As summarized herein, a large body of evidence from both in vivo and in vitro studies suggests that GPCRs mediate important physiological or pathological functions in the development of MS (Figure 1). Targeted blockade or activation of GPCR-mediated signaling may provide novel approaches to treating MS. Given the current lack of effective pharmacological targets for the treatment of MS, the continued identification and study of GPCRs in MS pathogenesis may eventually lead to major breakthroughs and new pharmacological strategies. One of the best examples of targeting GPCRs to treat MS is the case of fingolimod (FTY720), an S1P1 receptor modulator. Application of this drug significantly reduced the relapse rates, the risk of disability progression, and MRI measures of disease activity in MS patients, as compared with IFN-β1a or placebo. More interestingly, as a wide variety of drugs or compounds targeting GPCRs have already been developed for the treatment of other human diseases, repositioning of these agents might greatly facilitate the development of novel therapies for MS or other autoimmune diseases.
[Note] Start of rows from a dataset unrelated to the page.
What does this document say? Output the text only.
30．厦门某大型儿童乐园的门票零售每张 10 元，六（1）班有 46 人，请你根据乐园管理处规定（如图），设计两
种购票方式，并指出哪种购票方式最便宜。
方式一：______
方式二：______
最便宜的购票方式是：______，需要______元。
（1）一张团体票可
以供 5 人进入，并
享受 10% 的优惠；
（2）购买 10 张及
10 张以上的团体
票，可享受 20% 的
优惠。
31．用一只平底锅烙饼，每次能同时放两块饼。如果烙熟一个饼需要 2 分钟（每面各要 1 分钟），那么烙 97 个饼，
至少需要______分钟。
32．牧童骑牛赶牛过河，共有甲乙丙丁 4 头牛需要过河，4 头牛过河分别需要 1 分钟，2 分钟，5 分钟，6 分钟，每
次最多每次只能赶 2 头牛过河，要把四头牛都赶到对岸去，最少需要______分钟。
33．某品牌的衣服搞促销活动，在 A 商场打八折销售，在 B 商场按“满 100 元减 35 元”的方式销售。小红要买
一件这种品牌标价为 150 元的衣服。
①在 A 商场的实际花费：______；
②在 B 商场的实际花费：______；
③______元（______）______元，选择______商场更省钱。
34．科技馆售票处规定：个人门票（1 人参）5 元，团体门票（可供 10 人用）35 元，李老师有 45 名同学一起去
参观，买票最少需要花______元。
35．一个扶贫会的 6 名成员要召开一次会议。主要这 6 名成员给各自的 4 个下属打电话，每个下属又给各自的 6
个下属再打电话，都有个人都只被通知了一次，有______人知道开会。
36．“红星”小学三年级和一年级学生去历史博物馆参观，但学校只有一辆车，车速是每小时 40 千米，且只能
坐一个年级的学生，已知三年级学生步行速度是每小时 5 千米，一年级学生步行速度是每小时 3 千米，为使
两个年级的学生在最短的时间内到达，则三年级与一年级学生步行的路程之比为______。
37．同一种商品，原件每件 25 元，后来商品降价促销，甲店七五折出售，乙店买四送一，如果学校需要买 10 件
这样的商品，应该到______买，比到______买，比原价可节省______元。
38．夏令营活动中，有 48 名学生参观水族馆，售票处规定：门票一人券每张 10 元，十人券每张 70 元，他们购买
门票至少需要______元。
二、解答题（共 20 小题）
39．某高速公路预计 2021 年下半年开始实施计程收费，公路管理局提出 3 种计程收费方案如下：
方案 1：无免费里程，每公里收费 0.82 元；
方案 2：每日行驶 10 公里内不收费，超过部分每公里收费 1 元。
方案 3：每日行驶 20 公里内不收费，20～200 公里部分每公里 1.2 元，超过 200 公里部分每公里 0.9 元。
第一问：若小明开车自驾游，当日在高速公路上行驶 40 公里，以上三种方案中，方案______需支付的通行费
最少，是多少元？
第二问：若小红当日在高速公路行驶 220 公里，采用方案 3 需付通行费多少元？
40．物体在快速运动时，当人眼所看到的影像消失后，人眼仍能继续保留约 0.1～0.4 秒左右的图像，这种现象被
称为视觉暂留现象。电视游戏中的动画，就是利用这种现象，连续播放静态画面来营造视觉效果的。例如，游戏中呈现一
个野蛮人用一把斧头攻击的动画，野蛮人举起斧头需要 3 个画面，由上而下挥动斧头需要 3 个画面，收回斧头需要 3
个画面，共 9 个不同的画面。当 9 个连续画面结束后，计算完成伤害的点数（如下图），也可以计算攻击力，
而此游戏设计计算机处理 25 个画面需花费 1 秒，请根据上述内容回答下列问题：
We anticipate an exciting future for the discovery of new drugs for MS by targeting GPCRs.

Figure 1
figure 1

Pathogenesis of multiple sclerosis and critical roles of GPCRs. Studies with genetic manipulations and/or pharmacological interventions suggest that GPCRs mediate important processes in the development of EAE or MS: (I) T-cell activation; (II) T-cell egress from lymphoid tissues; (III) migration and infiltration of inflammatory cells from the periphery to the CNS; (IV) BBB integrity maintenance; (V) astrocyte activation; (VI) microglia activation; (VII) demyelination and neurotoxicity.